Unserer Ansicht nach findet sich das attraktivste Verhältnis zwischen Risiko und Ertrag in Unternehmensanleihen mit höherem Rating und Investment-Grade-Rating. Insgesamt sind wir in Bezug auf die Anlageklassen trotz anhaltender Volatilität von globalen Aktien nach wie vor etwas stärker überzeugt als von Anleihen, was vergleichsweise attraktivere Bewertungen widerspiegelt. Im Großen und Ganzen sind Anleihen höher bewertet und die Aussichten für Aktien haben sich relativ dazu verbessert.
Ed Perks, CFA, Chief Investment Officer, Franklin Templeton Multi-Asset Solutions

Dabei bleibe die US-Wirtschaft dynamischer als viele andere Ökonomien rund um den Globus. Allerdings ist sie auch anfällig für eine weitere Infektionswelle durch das Coronavirus. Aufgrund der bisherigen erheblichen fiskalischen und geldpolitischen Anreize schätzen die Märkte das Verhältnis zwischen Risiken und Chancen optimistisch ein.

Notwendige Entscheidungen über die Fortdauer staatlicher Hilfen für die privaten Verbraucher sowie die Unternehmen werden durch die bevorstehende US-Präsidentschaftswahl kompliziert. Das äußerst angespannte politische Klima in den USA könnte längerfristige Politik erschweren, sofern sie der einen oder anderen Partei einen politischen Vorteil verschafft. Für Anleger besteht zudem ein erhöhtes Risiko, dass Ungleichheit und Populismus insbesondere in wichtigen Sektoren wie Technologie zu steigenden Steuersätzen und regulatorischer Aufsicht führen werden.

Globale Erholung

Die Herausforderungen bei der Erholung von der aktuellen, durch das Virus ausgelösten Rezession ist global.
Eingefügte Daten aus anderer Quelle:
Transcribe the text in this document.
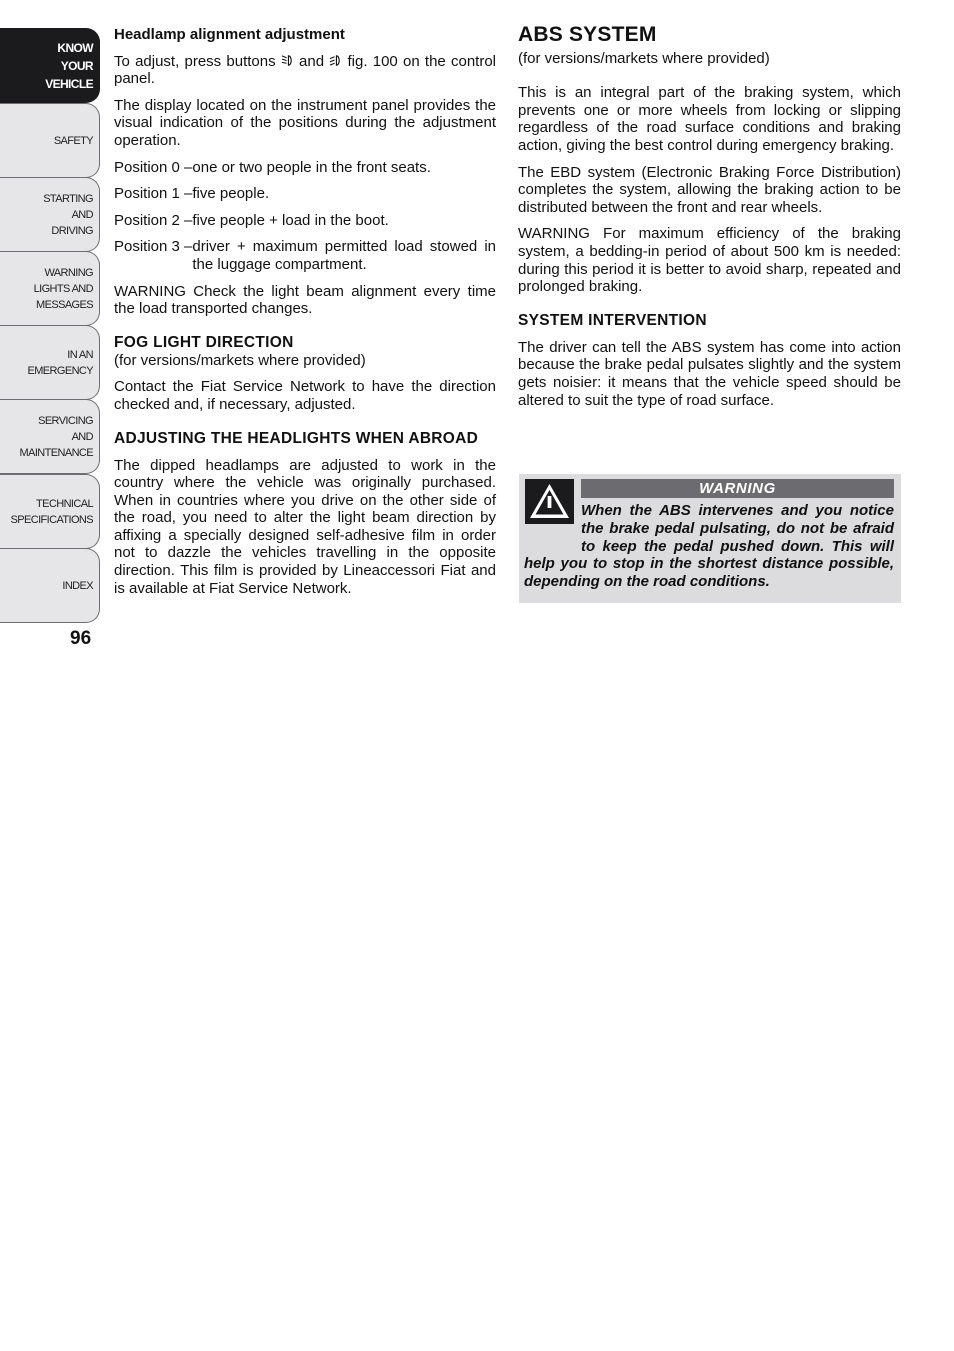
KNOW
YOUR
VEHICLE
SAFETY
STARTING
AND
DRIVING
WARNING
LIGHTS AND
MESSAGES
IN AN
EMERGENCY
SERVICING
AND
MAINTENANCE
TECHNICAL
SPECIFICATIONS
INDEX
96
Headlamp alignment adjustment

To adjust, press buttons  and  fig. 100 on the control panel.

The display located on the instrument panel provides the visual indication of the positions during the adjustment operation.

Position 0 – one or two people in the front seats.
Position 1 – five people.
Position 2 – five people + load in the boot.
Position 3 – driver + maximum permitted load stowed in the luggage compartment.

WARNING Check the light beam alignment every time the load transported changes.

FOG LIGHT DIRECTION

(for versions/markets where provided)

Contact the Fiat Service Network to have the direction checked and, if necessary, adjusted.

ADJUSTING THE HEADLIGHTS WHEN ABROAD

The dipped headlamps are adjusted to work in the country where the vehicle was originally purchased. When in countries where you drive on the other side of the road, you need to alter the light beam direction by affixing a specially designed self-adhesive film in order not to dazzle the vehicles travelling in the opposite direction. This film is provided by Lineaccessori Fiat and is available at Fiat Service Network.

ABS SYSTEM

(for versions/markets where provided)

This is an integral part of the braking system, which prevents one or more wheels from locking or slipping regardless of the road surface conditions and braking action, giving the best control during emergency braking.

The EBD system (Electronic Braking Force Distribution) completes the system, allowing the braking action to be distributed between the front and rear wheels.

WARNING For maximum efficiency of the braking system, a bedding-in period of about 500 km is needed: during this period it is better to avoid sharp, repeated and prolonged braking.

SYSTEM INTERVENTION

The driver can tell the ABS system has come into action because the brake pedal pulsates slightly and the system gets noisier: it means that the vehicle speed should be altered to suit the type of road surface.

WARNING
When the ABS intervenes and you notice the brake pedal pulsating, do not be afraid to keep the pedal pushed down. This will help you to stop in the shortest distance possible, depending on the road conditions.
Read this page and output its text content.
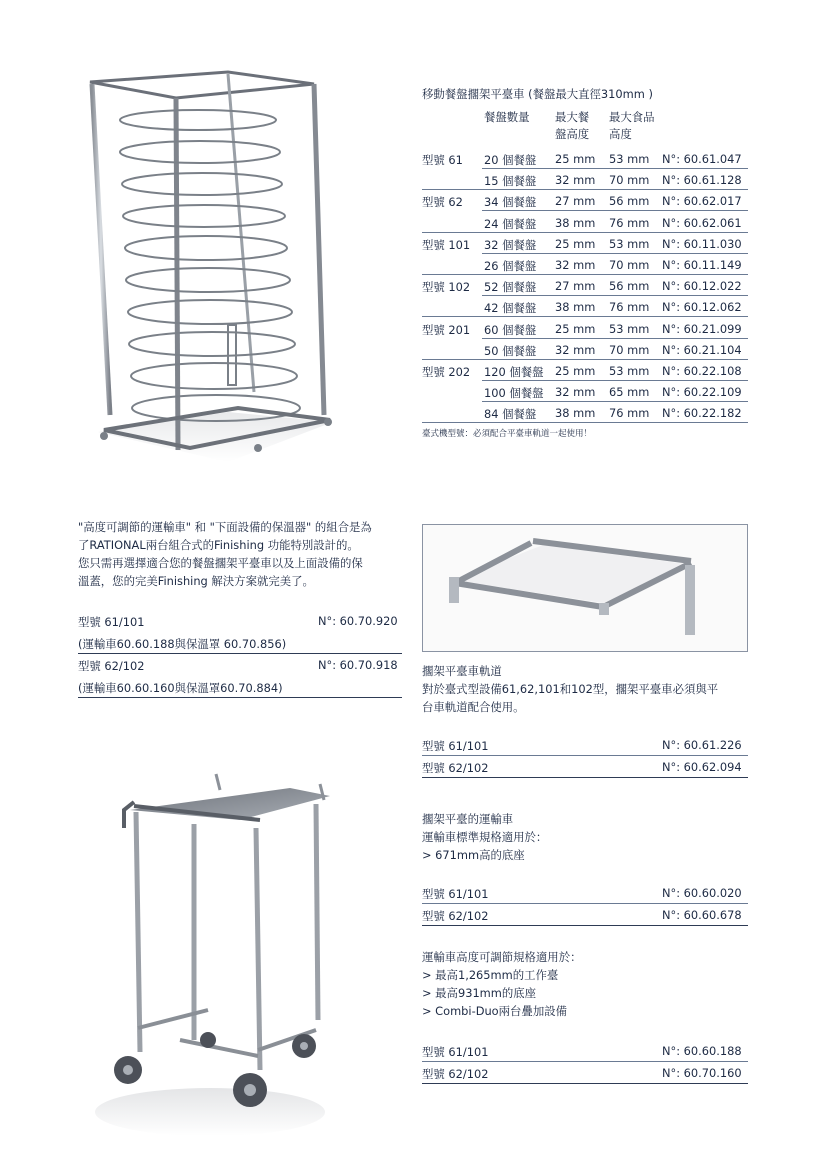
移動餐盤擱架平臺車 (餐盤最大直徑310mm )
餐盤數量 最大餐
盤高度
最大食品
高度
型號 61 20 個餐盤 25 mm 53 mm N°: 60.61.047
15 個餐盤 32 mm 70 mm N°: 60.61.128
型號 62 34 個餐盤 27 mm 56 mm N°: 60.62.017
24 個餐盤 38 mm 76 mm N°: 60.62.061
型號 101 32 個餐盤 25 mm 53 mm N°: 60.11.030
26 個餐盤 32 mm 70 mm N°: 60.11.149
型號 102 52 個餐盤 27 mm 56 mm N°: 60.12.022
42 個餐盤 38 mm 76 mm N°: 60.12.062
型號 201 60 個餐盤 25 mm 53 mm N°: 60.21.099
50 個餐盤 32 mm 70 mm N°: 60.21.104
型號 202 120 個餐盤 25 mm 53 mm N°: 60.22.108
100 個餐盤 32 mm 65 mm N°: 60.22.109
84 個餐盤 38 mm 76 mm N°: 60.22.182
臺式機型號：必須配合平臺車軌道一起使用！
"高度可調節的運輸車" 和 "下面設備的保溫器" 的組合是為
了RATIONAL兩台組合式的Finishing 功能特別設計的。
您只需再選擇適合您的餐盤擱架平臺車以及上面設備的保
溫蓋，您的完美Finishing 解決方案就完美了。
型號 61/101	N°: 60.70.920
(運輸車60.60.188與保溫罩 60.70.856)
型號 62/102	N°: 60.70.918
(運輸車60.60.160與保溫罩60.70.884)
擱架平臺車軌道
對於臺式型設備61,62,101和102型，擱架平臺車必須與平
台車軌道配合使用。
型號 61/101	N°: 60.61.226
型號 62/102	N°: 60.62.094
擱架平臺的運輸車
運輸車標準規格適用於：
> 671mm高的底座
型號 61/101	N°: 60.60.020
型號 62/102	N°: 60.60.678
運輸車高度可調節規格適用於：
> 最高1,265mm的工作臺
> 最高931mm的底座
> Combi-Duo兩台疊加設備
型號 61/101	N°: 60.60.188
型號 62/102	N°: 60.70.160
Die Belastung des Handels und die Verflechtung der Wirtschaft werden viele Länder treffen. “Wir sind jedoch zuversichtlich,
dass die Aktivität in allen Ländern wieder startet, denn sie verlassen die strengste Phase ihrer Lockdowns”, so Perks.
Möglicherweise wird Europa, das seine Wirtschaft früh lahmlegte und vom Virus unverhältnismäßig hart getroffen wurde, nun Schritte zur Beschleunigung seiner Erholung unternehmen.

Der vorgeschlagene EU-Wiederaufbaufonds, der umfangreiche Hilfen in Form von Zuschüssen anstelle von Darlehen bietet, sei ein “bemerkenswerter Schritt hin zu einer stärkeren fiskalischen Zusammenarbeit”. Eine Teilfinanzierung dieses Fonds durch die Ausgabe von Anleihen mit gemeinschaftlicher Haftung wäre bahnbrechend, bemerkt Perks.

Der US-Aktienmarkt profitiert von der Unterstützung durch die US-Notenbank Fed. Einzelne Unternehmen sind besonders gut positioniert, um von der raschen Änderung der Vorlieben von Verbrauchern und Unternehmen zu profitieren. Die beschleunigte Übernahme technologischer Lösungen für Telearbeit und neue Wege der Geschäftsausübung haben das Vermögen vieler Unternehmen aus dem Technologiesektor gesteigert. “Wir erwarten, dass diese Transformationen auch bestehen bleiben, wenn die Bedrohung durch das Virus als unmittelbarer Impuls für diese Änderungen schwindet”, so Perks.